Maybe you like GNOME? Well, then you have to stay away from Slackware, because Patrick (the maintainer of Slackware) doesn’t seem to have a clear take on GNOME. From what I can tell now, GNOME, going forward, will not be a part of the core slackware distribution, but rather will be handled by an outside third party. I’m not sure how this will pan out, but it doesn’t give me a case of the warm-fuzzies. If someone can shed more light on this, leave a comment (yeah, like anyone is reading this) 😉
Maybe you don’t like KDE *or* GNOME! Maybe you like Waiamea(sp?) or blackbox or fluxbox or windowmaker or enlightenment or twm or fvwm. For older, more stable desktops like Windowmaker and twm, you can find these as installable options in many major distros. For things like blackbox and fluxbox, you don’t want the distro-supplied version even if they offer it half of the time, because by the time they release the distro, there are already updates that add major feature enhancements. These younger desktops, while cool, are often moving targets. One I forgot and is very nice for sysadmins is xfce. Give it a shot if you haven’t. You can get it in most distros these days.

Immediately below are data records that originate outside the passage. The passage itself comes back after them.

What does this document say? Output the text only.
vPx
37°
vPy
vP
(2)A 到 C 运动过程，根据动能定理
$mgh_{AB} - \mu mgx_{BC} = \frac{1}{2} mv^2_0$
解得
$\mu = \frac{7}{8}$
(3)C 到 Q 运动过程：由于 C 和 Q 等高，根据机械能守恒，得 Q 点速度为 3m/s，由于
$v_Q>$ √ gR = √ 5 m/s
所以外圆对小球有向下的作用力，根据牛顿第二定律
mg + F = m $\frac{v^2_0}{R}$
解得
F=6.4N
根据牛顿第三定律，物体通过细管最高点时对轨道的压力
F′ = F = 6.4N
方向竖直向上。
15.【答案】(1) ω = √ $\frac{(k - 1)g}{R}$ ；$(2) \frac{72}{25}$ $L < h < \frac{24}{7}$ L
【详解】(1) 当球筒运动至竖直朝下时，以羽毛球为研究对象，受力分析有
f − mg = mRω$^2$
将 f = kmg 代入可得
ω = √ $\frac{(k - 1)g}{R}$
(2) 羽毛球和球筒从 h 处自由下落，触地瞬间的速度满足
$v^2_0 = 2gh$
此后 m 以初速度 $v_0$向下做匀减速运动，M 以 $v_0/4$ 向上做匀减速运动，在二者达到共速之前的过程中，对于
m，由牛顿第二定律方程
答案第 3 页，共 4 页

What about X and the kernel? These two items are in a state of flux in most distros right now. If you’re on the bleeding edge, hardware-wise, you’ll likely want the Xorg version of X and the 2.6 kernel. If you’re on a laptop, you almost definitely want the 2.6 kernel. However, if you build your own machines, you have to be extremely careful — I upgraded a mobo to one that supports SATA drives. I’m not using them. My mobo doesn’t seem to understand that and reports the drives in the wrong order to the OS, and the newest linux distros choke on it and fail to boot. 2.4-based distros work fine. Earlier, NVidia wasn’t so quick in distributing drivers for the 2.6 kernel. All seems ok there now, but fact remains that, while I think these are things users should never have to think about, you do.
What a choice of distro comes down to, in the long run, is answering the question “which distribution best fits my brain”. Asking someone else which distro is best for you is like asking them how you should write a Perl script: there’s infinitely more ways than one to do it, and the solution you come up with will undoubtedly look unlike anyone else’s.
In the shorter term, rather than tell newbies to use distro x or y, I tell them what I think was my most important lesson starting out: pick a distro, and stick with it come hell or high water. When you start learning to fix problems instead of reinstalling, only then should you consider trying something else. Different distros treat things differently enough that jumping from distro to distro until you find one that “just works” will only cause you to pull your hair out. Pick *one*, and stick with it. Find the support forums for it, or find a guru who doesn’t care what distro you’re using. Get it to do what you want, and see if you can get it to do what you want the way you want it done. If nothing else, you’ll learn about yourself. You’ll learn how you like things to be. Then you can ask in the forums “hey, is there a tool that does what x does, but instead of doing it like y, does it like z?”.
Know thy self, for it is all there is of you.